Sentados frente a la mesa de un restaurante en la ciudad de Guadalajara, Sergio Pitol, Joaquín Diez Canedo, Martín Solares, Rodolfo Mendoza y yo aguardábamos el momento en que debíamos presentar la hermosa colección editada por Rodolfo para la Universidad Veracruzana, "Sergio Pitol, traductor", en el marco de la FIL. De pronto, el autor de Los minutos negros (recientemente señalado por Junot Díaz como el mejor libro del año, según leo en el blog de David Medina Portillo), nos mostró una pequeña libreta que, a la distancia, me pareció una colección de garabatos. En efecto, su cuaderno de apuntes eran dibujos. Dibujos de novelas. Rayas, círculos, extrañas coordenadas: ríos y pasadizos. No esquemas sino, al contrario, mapas de la memoria, la imaginación y, por qué no, de la crítica que no se contenta con dibujar tan sólo el cuadro.

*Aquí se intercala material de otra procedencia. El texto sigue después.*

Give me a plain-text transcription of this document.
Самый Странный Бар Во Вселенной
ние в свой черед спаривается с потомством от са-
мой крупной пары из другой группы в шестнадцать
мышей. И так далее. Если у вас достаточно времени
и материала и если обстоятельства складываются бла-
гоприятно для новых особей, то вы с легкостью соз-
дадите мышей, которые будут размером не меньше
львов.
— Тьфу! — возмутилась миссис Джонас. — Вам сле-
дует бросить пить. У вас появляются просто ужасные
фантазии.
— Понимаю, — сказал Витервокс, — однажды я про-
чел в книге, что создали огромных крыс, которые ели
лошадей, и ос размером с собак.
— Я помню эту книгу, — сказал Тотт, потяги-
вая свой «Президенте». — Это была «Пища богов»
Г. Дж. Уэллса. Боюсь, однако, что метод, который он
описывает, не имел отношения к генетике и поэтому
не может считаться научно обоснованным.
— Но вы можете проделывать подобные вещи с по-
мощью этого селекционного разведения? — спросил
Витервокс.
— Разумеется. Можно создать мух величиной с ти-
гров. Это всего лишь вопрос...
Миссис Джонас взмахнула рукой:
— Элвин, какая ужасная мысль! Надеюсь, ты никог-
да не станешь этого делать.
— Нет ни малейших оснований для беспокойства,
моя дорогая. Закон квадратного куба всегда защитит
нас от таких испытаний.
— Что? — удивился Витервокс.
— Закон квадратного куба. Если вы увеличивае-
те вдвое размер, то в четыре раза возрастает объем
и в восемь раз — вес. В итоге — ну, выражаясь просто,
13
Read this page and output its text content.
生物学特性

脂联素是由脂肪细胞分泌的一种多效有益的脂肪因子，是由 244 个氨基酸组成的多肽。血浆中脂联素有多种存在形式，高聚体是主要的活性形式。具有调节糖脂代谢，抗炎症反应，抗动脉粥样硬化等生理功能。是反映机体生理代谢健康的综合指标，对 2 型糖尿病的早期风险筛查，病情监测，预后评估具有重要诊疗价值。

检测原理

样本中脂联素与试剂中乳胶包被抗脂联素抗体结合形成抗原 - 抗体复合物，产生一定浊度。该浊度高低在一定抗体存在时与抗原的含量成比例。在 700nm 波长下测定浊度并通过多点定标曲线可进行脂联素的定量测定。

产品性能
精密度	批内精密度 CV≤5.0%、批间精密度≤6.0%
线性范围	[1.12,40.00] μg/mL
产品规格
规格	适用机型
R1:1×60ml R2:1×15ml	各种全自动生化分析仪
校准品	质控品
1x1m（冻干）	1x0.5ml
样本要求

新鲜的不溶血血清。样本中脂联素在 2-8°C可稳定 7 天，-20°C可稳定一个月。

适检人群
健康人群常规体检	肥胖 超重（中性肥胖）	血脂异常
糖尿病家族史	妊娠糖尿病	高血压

Siempre he creído que la diferencia entre la crítica académica y la literaria es justamente la certeza de que, para esta última, existe un orbe de palabras que se salta la tranca de las marialuisas; que la estirpe analógica del lenguaje (y perdón por los terminajos) nos impide o nos debería impedir (como un imposible precepto de moral estética) la adopción del anaquel como método crítico. Ante al cuadrito profesoral, mejor el entusiasmo del garabato, la libertad de la línea, la disposición del lector para defender aquello que el cubículo señala con dedo flamígero como “crítica impresionista”.
A eso nos dedicamos aquel mediodía: al entusiasmo del lápiz, de la imaginación crítica. Pero nosotros estábamos sin libreta y sólo Martín se llevó, en la suya, la “impresión” de Sergio sobre su propia obra, El viaje.